Sudan has long endured 3 decades of oppression under ruthless dictatorship, including the Darfur genocide. On the night of 10th April 2019, President Al Bashir was finally overthrown. Just before the revolution, Sudan experienced 4 months of unending protests. The opposition coalition of civilians, in particular, the Sudanese Professionals Association (SPA) has been guiding the youth-led revolution. They have been demanding a civil led government. SPA stands out to Kectil as a hallmark of the role youth in developing countries can play in shaping the future of their countries. Alaa Salah, a 22-year-old Engineering female student was photographed leading the revolution in Khartoum. She became a global icon–a depiction of the immeasurable power youth and women possess and a symbol of the struggle in Sudan. Her courage and that of other youth protesters in Sudan quickly spread through social media and the whole world. Her courage and that of her fellow protesters have fired up in the country and citizens are adamant to demand for a civil led government.
It’s now barely 3 months since the military and Sudanese civil societies withdrew president Al Bashir from power. Army officers have scraped talks over power-sharing with the civilian opposition alliance. The military has no apparent interest in democracy. The internet has been turned off in the country intentionally to weaken the protests. Youth in Sudan have relied on social media to share messages on the state of affairs in Sudan. Even with the withdrawal of internet services, they are not relenting. SPA says civil disobedience will only end with the transfer of power to a civil transitional authority in accordance with the declaration of freedom and change (DFC). Forces for the Declaration of Freedom and Change (FDFC), a civilian group representing protesters in the negotiations have now begun a “revolutionary escalation” involving night rallies on Tuesdays and marches on Thursdays to increase pressure on the military to transition power. FDFC also proclaimed a set of conditions for continued negotiation which include a commission of inquiry for the killing of protesters, restoration of internet connection and honoring the agreements made in the first sets of the negotiations.
Youth globally should support the Sudanese youth-led change.
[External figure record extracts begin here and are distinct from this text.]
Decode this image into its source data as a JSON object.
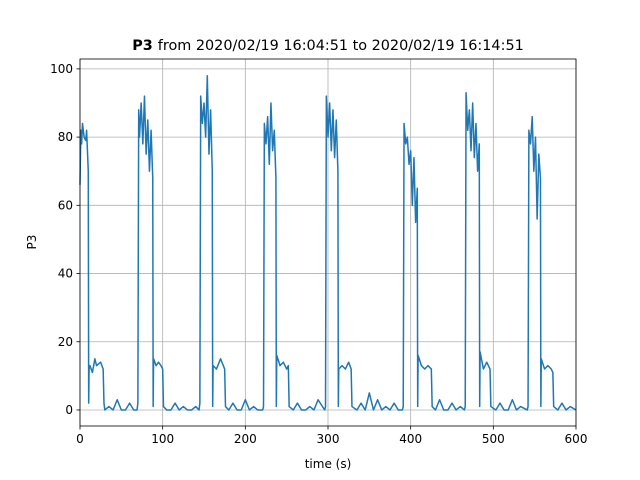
{
  "chart_data": {
    "type": "line",
    "title_parts": [
      "P3",
      "from 2020/02/19 16:04:51 to 2020/02/19 16:14:51"
    ],
    "xlabel": "time (s)",
    "ylabel": "P3",
    "xlim": [
      0,
      600
    ],
    "ylim": [
      -4.7,
      102.9
    ],
    "xticks": [
      0,
      100,
      200,
      300,
      400,
      500,
      600
    ],
    "yticks": [
      0,
      20,
      40,
      60,
      80,
      100
    ],
    "grid": true,
    "color": "#1f77b4",
    "x": [
      0,
      1,
      2,
      3,
      5,
      7,
      8,
      10,
      10.5,
      11,
      12,
      15,
      18,
      20,
      25,
      28,
      29,
      30,
      35,
      40,
      45,
      50,
      55,
      60,
      65,
      69,
      70,
      71,
      72,
      74,
      76,
      78,
      80,
      82,
      84,
      86,
      88,
      88.5,
      89,
      92,
      95,
      98,
      100,
      101,
      105,
      110,
      115,
      120,
      125,
      130,
      135,
      140,
      144,
      145,
      146,
      148,
      150,
      152,
      154,
      156,
      158,
      160,
      160.5,
      161,
      165,
      170,
      175,
      176,
      180,
      185,
      190,
      195,
      200,
      205,
      210,
      215,
      221,
      222,
      223,
      225,
      227,
      229,
      231,
      233,
      235,
      237,
      237.5,
      238,
      242,
      246,
      250,
      252,
      253,
      258,
      263,
      268,
      273,
      278,
      283,
      288,
      296,
      297,
      298,
      300,
      302,
      304,
      306,
      308,
      310,
      312,
      312.5,
      313,
      317,
      321,
      325,
      328,
      329,
      335,
      340,
      345,
      350,
      355,
      360,
      365,
      370,
      375,
      380,
      385,
      390,
      391,
      392,
      394,
      396,
      398,
      400,
      402,
      404,
      406,
      408,
      408.5,
      409,
      413,
      417,
      421,
      425,
      426,
      430,
      435,
      440,
      445,
      450,
      455,
      460,
      465,
      466,
      467,
      469,
      471,
      473,
      475,
      477,
      479,
      481,
      483,
      483.5,
      484,
      488,
      492,
      496,
      497,
      503,
      508,
      513,
      518,
      523,
      528,
      533,
      541,
      542,
      543,
      545,
      547,
      549,
      551,
      553,
      555,
      557,
      557.5,
      558,
      562,
      566,
      570,
      572,
      573,
      578,
      583,
      588,
      593,
      600
    ],
    "values": [
      66,
      82,
      78,
      84,
      80,
      79,
      82,
      70,
      2,
      12,
      13,
      11,
      15,
      13,
      14,
      12,
      2,
      0,
      1,
      0,
      3,
      0,
      0,
      2,
      0,
      0,
      2,
      88,
      80,
      90,
      78,
      92,
      75,
      85,
      70,
      82,
      68,
      1,
      15,
      13,
      14,
      13,
      12,
      1,
      0,
      0,
      2,
      0,
      1,
      0,
      0,
      1,
      0,
      2,
      92,
      84,
      90,
      80,
      98,
      75,
      88,
      70,
      1,
      13,
      12,
      15,
      12,
      1,
      0,
      2,
      0,
      0,
      3,
      0,
      1,
      0,
      0,
      1,
      84,
      78,
      86,
      72,
      90,
      76,
      82,
      68,
      1,
      16,
      13,
      14,
      12,
      13,
      1,
      0,
      2,
      0,
      0,
      1,
      0,
      3,
      0,
      1,
      92,
      80,
      90,
      76,
      88,
      74,
      85,
      70,
      1,
      12,
      13,
      12,
      14,
      12,
      1,
      0,
      2,
      0,
      5,
      0,
      3,
      0,
      1,
      0,
      2,
      0,
      0,
      1,
      84,
      78,
      80,
      72,
      76,
      60,
      74,
      55,
      65,
      1,
      16,
      13,
      12,
      13,
      12,
      1,
      0,
      3,
      0,
      0,
      2,
      0,
      1,
      0,
      1,
      93,
      82,
      88,
      76,
      90,
      74,
      84,
      70,
      78,
      1,
      17,
      12,
      14,
      12,
      1,
      0,
      2,
      0,
      0,
      3,
      0,
      1,
      0,
      1,
      82,
      78,
      86,
      70,
      80,
      56,
      75,
      68,
      1,
      15,
      12,
      13,
      12,
      11,
      1,
      0,
      2,
      0,
      1,
      0
    ]
  }
}
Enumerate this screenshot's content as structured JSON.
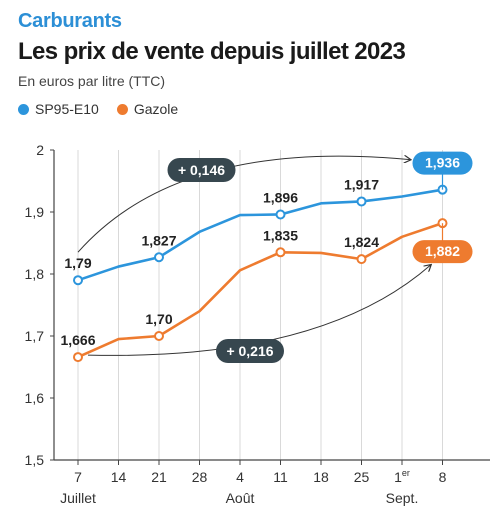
{
  "header": {
    "kicker": "Carburants",
    "title": "Les prix de vente depuis juillet 2023",
    "subtitle": "En euros par litre (TTC)"
  },
  "colors": {
    "sp95": "#2c95dc",
    "gazole": "#ee7b2f",
    "annotation_bg": "#37474f",
    "grid": "#d9d9d9"
  },
  "chart_data": {
    "type": "line",
    "categories": [
      "7",
      "14",
      "21",
      "28",
      "4",
      "11",
      "18",
      "25",
      "1er",
      "8"
    ],
    "month_labels": [
      {
        "label": "Juillet",
        "index": 0
      },
      {
        "label": "Août",
        "index": 4
      },
      {
        "label": "Sept.",
        "index": 8
      }
    ],
    "ylim": [
      1.5,
      2.0
    ],
    "yticks": [
      "1,5",
      "1,6",
      "1,7",
      "1,8",
      "1,9",
      "2"
    ],
    "ytick_values": [
      1.5,
      1.6,
      1.7,
      1.8,
      1.9,
      2.0
    ],
    "grid": "vertical",
    "legend_position": "top-left",
    "series": [
      {
        "name": "SP95-E10",
        "values": [
          1.79,
          1.812,
          1.827,
          1.868,
          1.895,
          1.896,
          1.914,
          1.917,
          1.925,
          1.936
        ],
        "labels": [
          {
            "index": 0,
            "text": "1,79"
          },
          {
            "index": 2,
            "text": "1,827"
          },
          {
            "index": 5,
            "text": "1,896"
          },
          {
            "index": 7,
            "text": "1,917"
          },
          {
            "index": 9,
            "text": "1,936"
          }
        ]
      },
      {
        "name": "Gazole",
        "values": [
          1.666,
          1.695,
          1.7,
          1.74,
          1.806,
          1.835,
          1.834,
          1.824,
          1.86,
          1.882
        ],
        "labels": [
          {
            "index": 0,
            "text": "1,666"
          },
          {
            "index": 2,
            "text": "1,70"
          },
          {
            "index": 5,
            "text": "1,835"
          },
          {
            "index": 7,
            "text": "1,824"
          },
          {
            "index": 9,
            "text": "1,882"
          }
        ]
      }
    ],
    "annotations": [
      {
        "text": "+ 0,146",
        "series": 0
      },
      {
        "text": "+ 0,216",
        "series": 1
      }
    ]
  }
}
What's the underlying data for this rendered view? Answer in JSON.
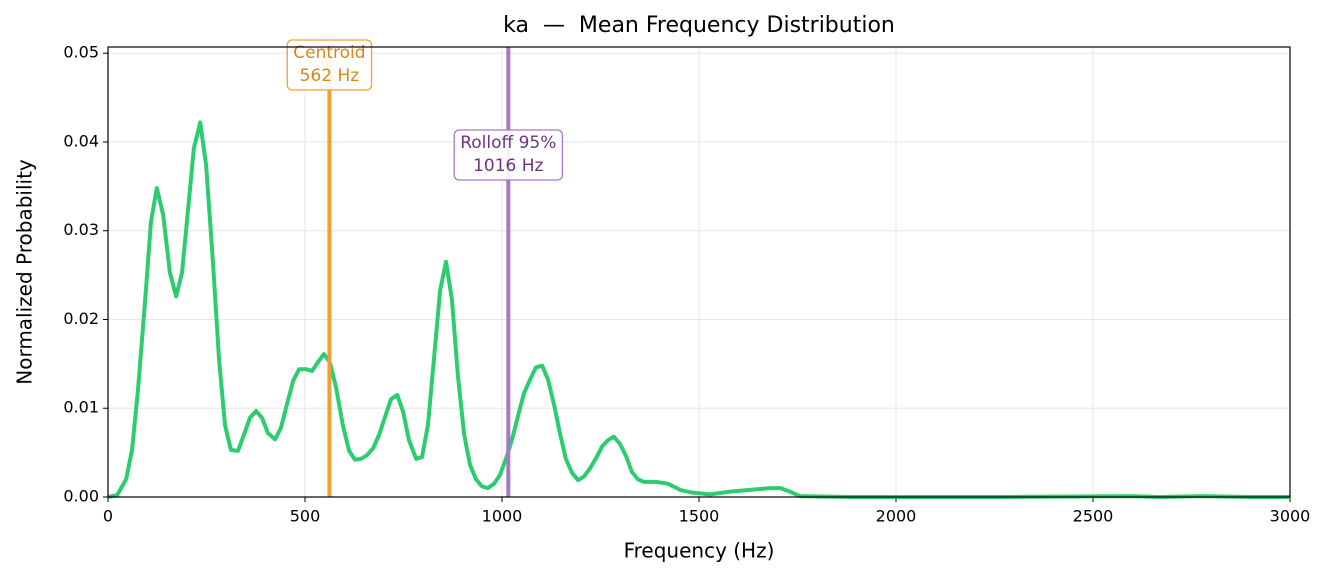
{
  "chart_data": {
    "type": "line",
    "title": "ka  —  Mean Frequency Distribution",
    "xlabel": "Frequency (Hz)",
    "ylabel": "Normalized Probability",
    "xlim": [
      0,
      3000
    ],
    "ylim": [
      0,
      0.0507
    ],
    "xticks": [
      0,
      500,
      1000,
      1500,
      2000,
      2500,
      3000
    ],
    "yticks": [
      {
        "value": 0,
        "label": "0.00"
      },
      {
        "value": 0.01,
        "label": "0.01"
      },
      {
        "value": 0.02,
        "label": "0.02"
      },
      {
        "value": 0.03,
        "label": "0.03"
      },
      {
        "value": 0.04,
        "label": "0.04"
      },
      {
        "value": 0.05,
        "label": "0.05"
      }
    ],
    "grid": true,
    "x": [
      0,
      23,
      46,
      61,
      76,
      94,
      109,
      124,
      140,
      157,
      173,
      188,
      203,
      218,
      234,
      249,
      266,
      282,
      297,
      312,
      330,
      345,
      360,
      376,
      391,
      406,
      424,
      439,
      454,
      470,
      485,
      503,
      518,
      533,
      548,
      563,
      579,
      596,
      612,
      627,
      642,
      657,
      673,
      688,
      703,
      718,
      734,
      749,
      764,
      782,
      797,
      812,
      827,
      843,
      858,
      873,
      888,
      904,
      919,
      934,
      949,
      964,
      980,
      995,
      1010,
      1025,
      1041,
      1056,
      1071,
      1086,
      1102,
      1117,
      1132,
      1147,
      1162,
      1178,
      1193,
      1208,
      1223,
      1239,
      1254,
      1269,
      1284,
      1299,
      1315,
      1330,
      1345,
      1360,
      1391,
      1421,
      1452,
      1482,
      1528,
      1579,
      1629,
      1680,
      1706,
      1731,
      1756,
      1883,
      2264,
      2594,
      2670,
      2772,
      2898,
      3000
    ],
    "series": [
      {
        "color": "#2ecc71",
        "values": [
          0,
          0.0002,
          0.002,
          0.0053,
          0.012,
          0.022,
          0.031,
          0.0348,
          0.0318,
          0.0253,
          0.0226,
          0.0253,
          0.0323,
          0.0393,
          0.0422,
          0.0374,
          0.0267,
          0.0154,
          0.0081,
          0.0053,
          0.0052,
          0.007,
          0.0089,
          0.0097,
          0.0089,
          0.0072,
          0.0065,
          0.0078,
          0.0104,
          0.0131,
          0.0144,
          0.0144,
          0.0142,
          0.0152,
          0.0161,
          0.0152,
          0.0123,
          0.0081,
          0.0052,
          0.0042,
          0.0043,
          0.0047,
          0.0055,
          0.007,
          0.009,
          0.011,
          0.0115,
          0.0096,
          0.0064,
          0.0043,
          0.0045,
          0.0081,
          0.0154,
          0.0233,
          0.0265,
          0.0222,
          0.0137,
          0.007,
          0.0036,
          0.002,
          0.0012,
          0.001,
          0.0015,
          0.0025,
          0.0043,
          0.0064,
          0.0092,
          0.0117,
          0.0132,
          0.0146,
          0.0148,
          0.0132,
          0.0104,
          0.0072,
          0.0043,
          0.0027,
          0.0019,
          0.0023,
          0.0032,
          0.0044,
          0.0057,
          0.0064,
          0.0068,
          0.006,
          0.0046,
          0.0028,
          0.002,
          0.0017,
          0.0017,
          0.0015,
          0.0008,
          0.0005,
          0.0003,
          0.0006,
          0.0008,
          0.001,
          0.001,
          0.0006,
          0.0001,
          0,
          0,
          0.0001,
          0,
          0.0001,
          0,
          0
        ]
      }
    ],
    "annotations": [
      {
        "x": 562,
        "color": "#f0a030",
        "text_color": "#d4881a",
        "lines": [
          "Centroid",
          "562 Hz"
        ]
      },
      {
        "x": 1016,
        "color": "#a678c8",
        "text_color": "#6c3483",
        "lines": [
          "Rolloff 95%",
          "1016 Hz"
        ]
      }
    ]
  }
}
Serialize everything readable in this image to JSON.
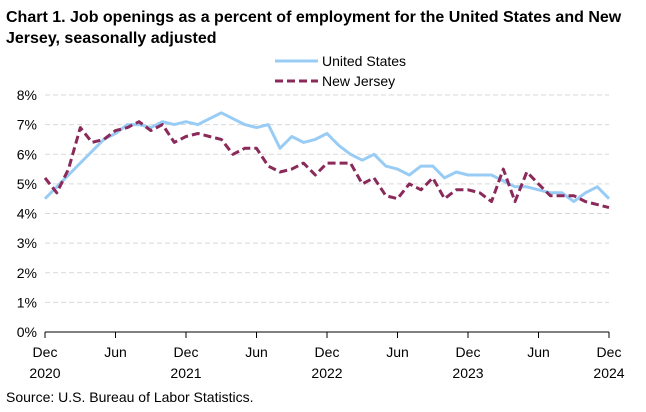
{
  "title": "Chart 1. Job openings as a percent of employment for the United States and New Jersey, seasonally adjusted",
  "source": "Source: U.S. Bureau of Labor Statistics.",
  "chart_data": {
    "type": "line",
    "title": "Chart 1. Job openings as a percent of employment for the United States and New Jersey, seasonally adjusted",
    "xlabel": "",
    "ylabel": "",
    "ylim": [
      0,
      8
    ],
    "yticks": [
      "0%",
      "1%",
      "2%",
      "3%",
      "4%",
      "5%",
      "6%",
      "7%",
      "8%"
    ],
    "grid": true,
    "legend_position": "top-center",
    "x_ticks": [
      {
        "index": 0,
        "month": "Dec",
        "year": "2020"
      },
      {
        "index": 6,
        "month": "Jun",
        "year": ""
      },
      {
        "index": 12,
        "month": "Dec",
        "year": "2021"
      },
      {
        "index": 18,
        "month": "Jun",
        "year": ""
      },
      {
        "index": 24,
        "month": "Dec",
        "year": "2022"
      },
      {
        "index": 30,
        "month": "Jun",
        "year": ""
      },
      {
        "index": 36,
        "month": "Dec",
        "year": "2023"
      },
      {
        "index": 42,
        "month": "Jun",
        "year": ""
      },
      {
        "index": 48,
        "month": "Dec",
        "year": "2024"
      }
    ],
    "series": [
      {
        "name": "United States",
        "color": "#99ccf5",
        "style": "solid",
        "values": [
          4.5,
          4.9,
          5.3,
          5.7,
          6.1,
          6.5,
          6.7,
          7.0,
          7.0,
          6.9,
          7.1,
          7.0,
          7.1,
          7.0,
          7.2,
          7.4,
          7.2,
          7.0,
          6.9,
          7.0,
          6.2,
          6.6,
          6.4,
          6.5,
          6.7,
          6.3,
          6.0,
          5.8,
          6.0,
          5.6,
          5.5,
          5.3,
          5.6,
          5.6,
          5.2,
          5.4,
          5.3,
          5.3,
          5.3,
          5.1,
          4.9,
          4.9,
          4.8,
          4.7,
          4.7,
          4.4,
          4.7,
          4.9,
          4.5
        ]
      },
      {
        "name": "New Jersey",
        "color": "#8a2a5a",
        "style": "dashed",
        "values": [
          5.2,
          4.7,
          5.5,
          6.9,
          6.4,
          6.5,
          6.8,
          6.9,
          7.1,
          6.8,
          7.0,
          6.4,
          6.6,
          6.7,
          6.6,
          6.5,
          6.0,
          6.2,
          6.2,
          5.6,
          5.4,
          5.5,
          5.7,
          5.3,
          5.7,
          5.7,
          5.7,
          5.0,
          5.2,
          4.6,
          4.5,
          5.0,
          4.8,
          5.2,
          4.5,
          4.8,
          4.8,
          4.7,
          4.4,
          5.5,
          4.4,
          5.4,
          5.0,
          4.6,
          4.6,
          4.6,
          4.4,
          4.3,
          4.2
        ]
      }
    ]
  }
}
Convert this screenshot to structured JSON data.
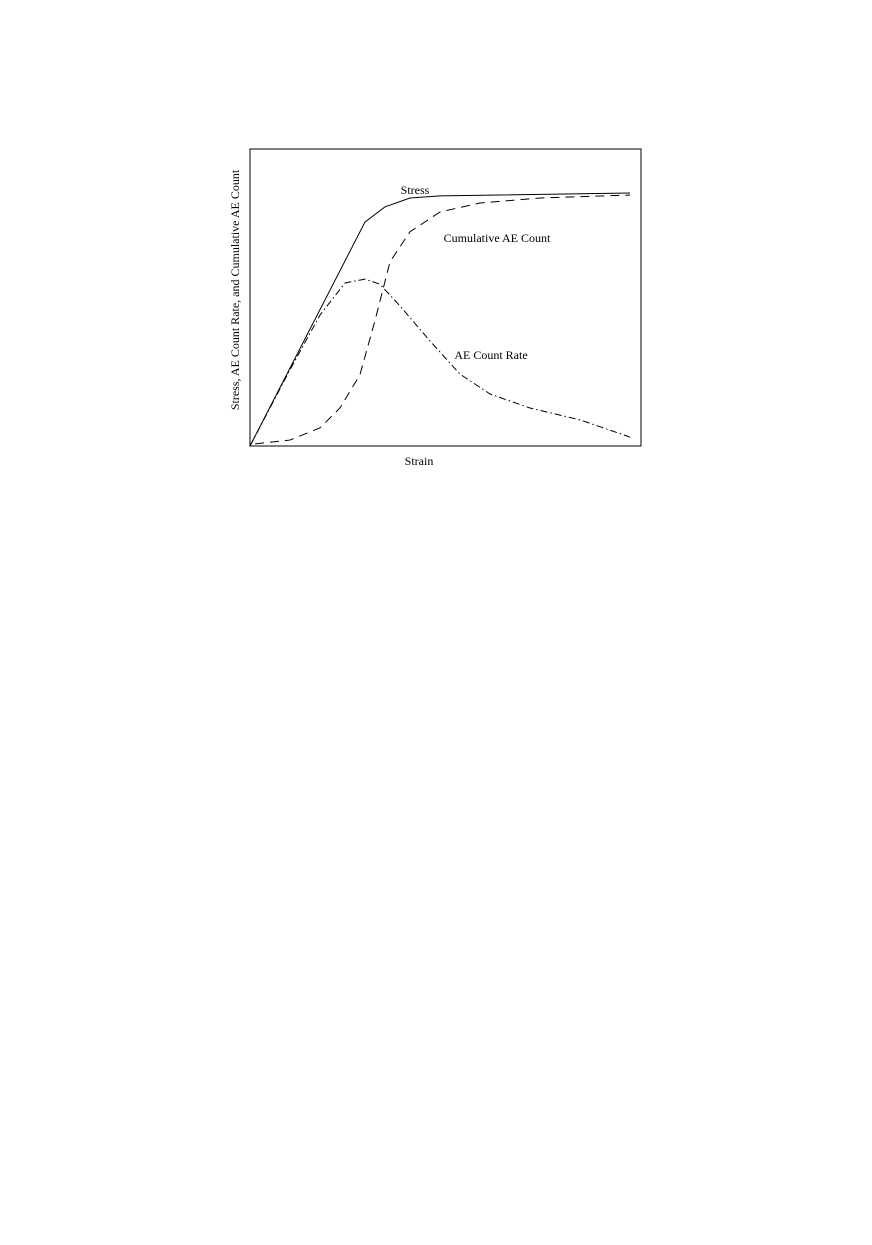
{
  "chart_data": {
    "type": "line",
    "x_label": "Strain",
    "y_label": "Stress, AE Count Rate, and Cumulative AE Count",
    "xlim": [
      0,
      100
    ],
    "ylim": [
      0,
      100
    ],
    "series": [
      {
        "name": "Stress",
        "color": "#000000",
        "style": "solid",
        "x": [
          0,
          29.4,
          34.5,
          40.9,
          48.6,
          97.2
        ],
        "values": [
          0,
          75.4,
          80.5,
          83.5,
          84.2,
          85.2
        ]
      },
      {
        "name": "Cumulative AE Count",
        "color": "#000000",
        "style": "dashed",
        "x": [
          1.3,
          10.2,
          17.9,
          23.0,
          28.1,
          32.0,
          35.8,
          40.9,
          48.6,
          58.8,
          74.2,
          97.2
        ],
        "values": [
          0.7,
          2.0,
          6.1,
          12.8,
          23.9,
          42.4,
          62.0,
          72.1,
          78.8,
          81.8,
          83.5,
          84.5
        ]
      },
      {
        "name": "AE Count Rate",
        "color": "#000000",
        "style": "dashdot",
        "x": [
          0,
          10.2,
          17.9,
          24.3,
          29.4,
          33.2,
          38.4,
          46.0,
          53.7,
          61.4,
          71.6,
          84.4,
          97.2
        ],
        "values": [
          0,
          25.6,
          44.1,
          54.9,
          56.2,
          54.5,
          47.1,
          35.4,
          24.2,
          17.5,
          12.8,
          8.8,
          3.0
        ]
      }
    ]
  }
}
This is the Kectil Generation at work. Youth should be mindful of the consequences of the Sudan experiences on you and your future. Silence can be tantamount to tolerating the oppression and atrocities by the Al Bashir regime, even in the form of the successor military regime. There is a global demand for a high-level diplomacy process that will help bring Sudan to civilian rule. The youth must stand together as next time it may be your country or a neighboring country. And otherwise, Africa and Europe will continue to experience global consequences of the crisis of the flow of refugees from Sudan. We encourage all Kectil Colleagues to let their voice be heard. Protests have been held in countries including at the US capitol calling on the attention of the world to the cry of Sudan. There is now mounting pressure for the international community including the US Congress, the UN, the African Union, and the European Union to create serious consequences for the crimes being committed in Sudan. The Kectil Generation has a duty to keenly follow and reflect on this crisis. It is an important case for you to understand your significance in making political decisions and finding an opportunity to be part of the change. Courageously share your ideas just like Alaa Salah did.